2003, “Map Monde”, au Musée d’Art Roger Quilliot à Clermont Ferrand (MARQ), Commissaire de l’exposition, Mme Evelyne Artaud.

En 2003, une exposition est organisée pour créer un lieu d’échange entre les œuvres des artistes algériens en France et en Algérie. L’enjeu de cette exposition est de renouer des liens à travers une histoire marquée par les connivences et des violences (colonisation, guerre, tortures, émigration, intégration, terrorisme). Elle est un hommage à tous ceux qui ont souhaité au prix de leur vie conserver leur volonté de pensée et de liberté qui s’accompagne souvent sur le terrain de la résistance à la barbarie et à la violence.

Dans cette exposition, Hellal Zoubir s’intéresse à la géographie qui n’est pas la même selon le point de vue où l’on se situe.

L’artiste en toute liberté sur sa cartographie imaginaire intervertit les noms des villes, des pays, déplace les continents, les océans et redessine les frontières. En maître du monde, l ‘artiste – politico-géographe – l’envisage à sa façon comme ceux qui ont participé à la signature de différents traités qui ont découpé le monde selon les intérêts des puissances sans tenir compte des cultures locales : Traité de Tordesillas en 1494, Traité de Berlin en 1885.
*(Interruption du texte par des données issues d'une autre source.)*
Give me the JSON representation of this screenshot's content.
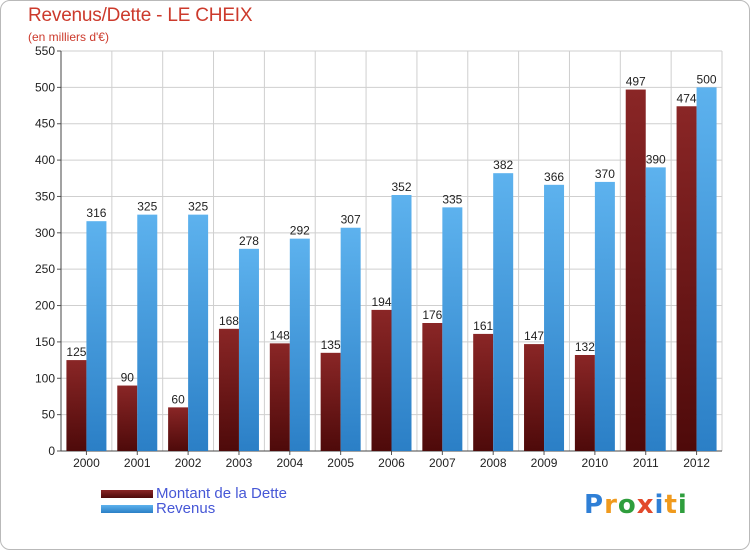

L’artiste interroge : au nom de quelle vérité ou erreur ou de quelle dérision ou liberté la cartographie du monde a-t-elle été mise en place ? L’artiste s’arroge lui aussi ce pouvoir et se permet aussi de réviser, revisiter et révolutionner le monde pour se jouer du monde. Cette nouvelle géographie nous démontre combien les pouvoirs se partagent le monde sans nous et l’importance du lieu de naissance. Il nous interpelle aussi sur ces thèmes de prédilection : mondialisation, nouvelles frontières, inflation de l’espace, de l’information et de l’actualité.

Sur le ton de l’ironie et de la dérision, il souligne l’incohérence des relations humaines et sur la relativité du monde qu’ils ont construit. Pour lui, « l’homme est un prédateur, si l’opprimé était à la place de l’oppresseur, il agirait comme lui ou ferait pire ».

Ces cartes de géographie, importantes par les informations symboliques et par leurs connotations sont transformées en les plaçant dans un processus perturbé, dévié sur le plan du tableau leur apportant une nouvelle dimension, la sienne celle de la remise en cause. Un travail qui fait écho à celui de Jean-Pierre Reynaud avec les drapeaux en développant un concept par rapport à un objet quotidien. Sur un fond humoristique, il brouille le paysage géopolitique en dévoyant des positions solidement ancrées et révèlent ainsi une somme d’ambiguïtés et de relativisation basée sur la proposition de contraires. Une montagne de questionnement submerge alors l’observateur de ces œuvres. Cette remise en cause des normes et des codes entraîne des dérapages, des incertitudes et crée un malaise. Cette démarche artistique visant volontairement le trouble est le trouble de Guy Scarpetta et introduit : « dans le champ même de l’art (et de sa perception), un coefficient d’impureté ou de déstabilisation, ce qui triche avec les codes, ce qui perturbe les orthodoxies, ce qui fissure les conformismes ».